O presidente do Banco Central, Roberto Campos Neto, afirmou nesta terça-feira (24) que as áreas mais produtivas de alimentos no Brasil são justamente as mais afetadas pela falta de chuva, acendendo um alerta sobre o impacto da seca nos preços dos alimentos.
✨ As regiões agrícolas mais produtivas do país estão entre as mais afetadas pela seca, elevando o risco de inflação de alimentos.
Durante participação em uma conferência do banco Safra, Campos Neto reforçou mensagens já mencionadas na ata do Copom, destacando que a economia brasileira segue crescendo acima do potencial, caracterizando um hiato positivo que pressiona ainda mais a inflação.
O hiato do produto é a diferença entre o crescimento real da economia e o seu crescimento potencial. Quando é positivo, significa que a economia cresce acima do limite sustentável, o que tende a gerar pressões inflacionárias.
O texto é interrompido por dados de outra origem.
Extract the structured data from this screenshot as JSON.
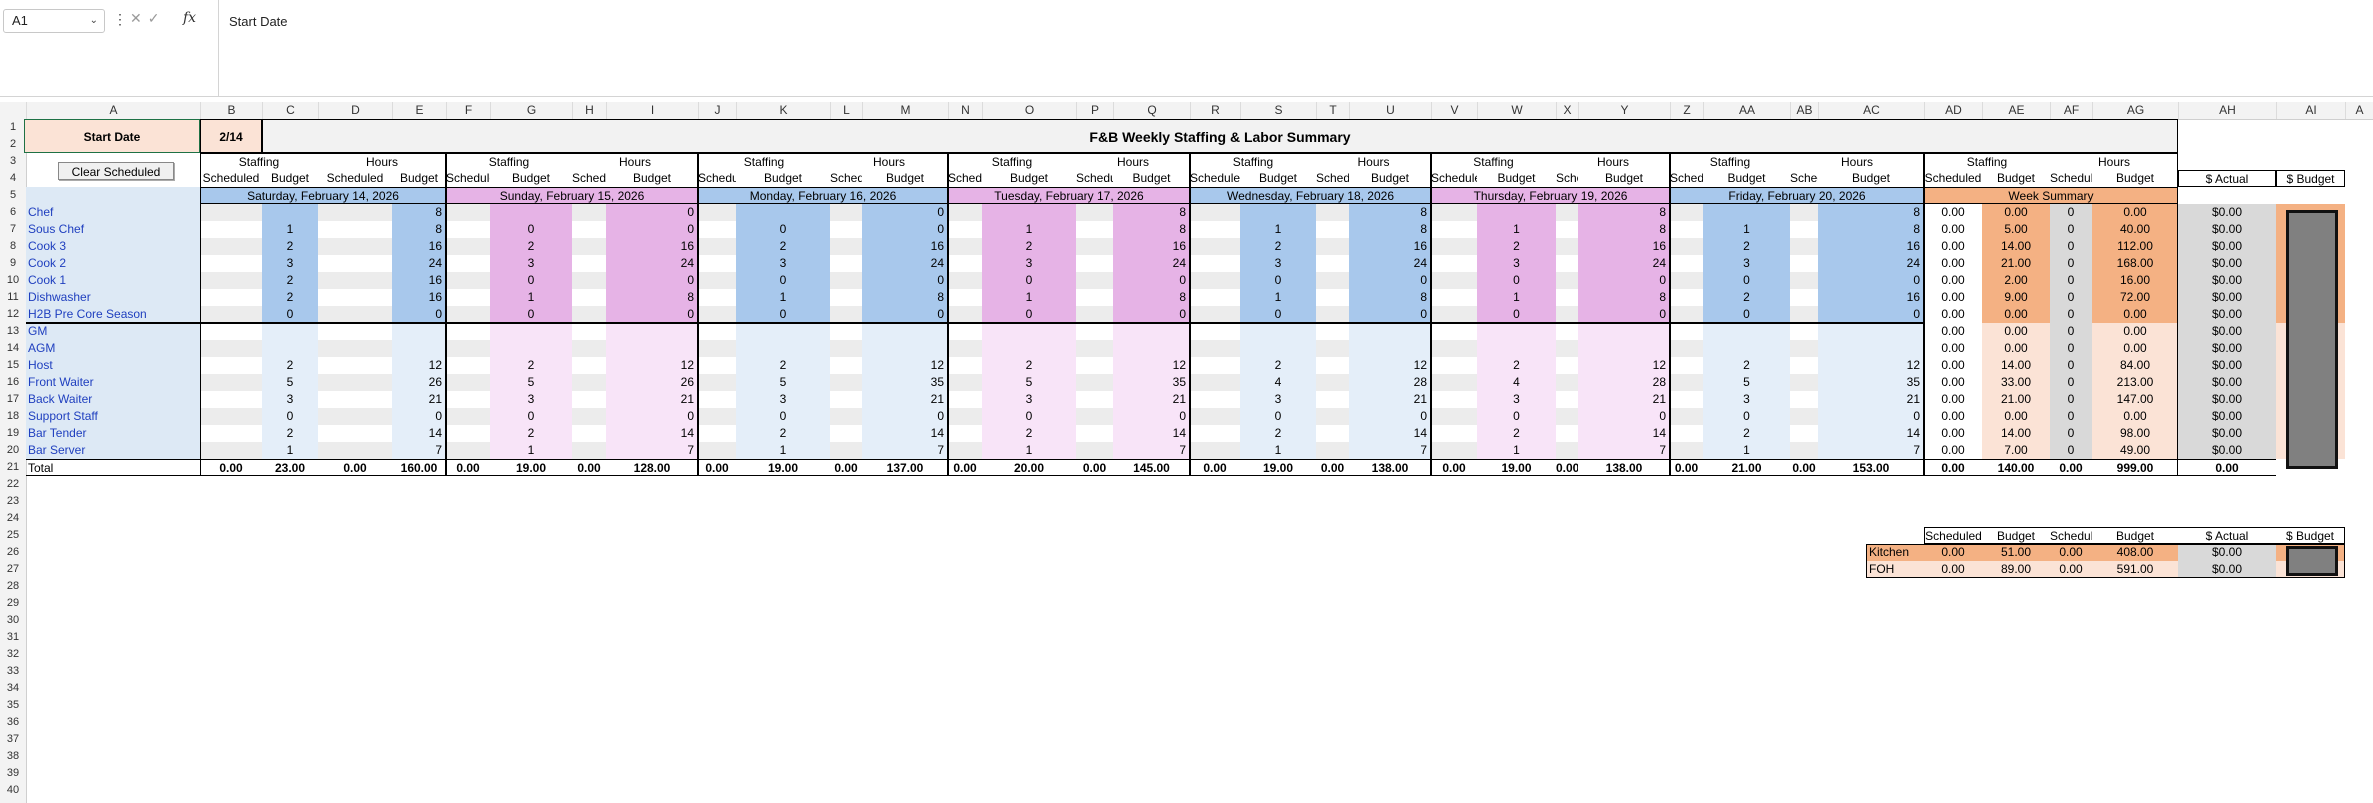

O presidente do BC explicou que ainda não há clareza sobre o impacto da falta de mão de obra na inflação, mas reconheceu sinais de restrição crescente. Segundo ele, esse fator pode reforçar a pressão sobre os preços no médio prazo.
"“É cada vez mais claro que o Brasil está expandindo sua economia acima do seu potencial atualmente.”
Campos Neto também comentou sobre a preocupação do mercado com a política fiscal, incluindo tanto a trajetória da dívida pública quanto a transparência dos dados fiscais. Ele destacou que choques fiscais positivos historicamente levaram à queda das taxas de juros no país.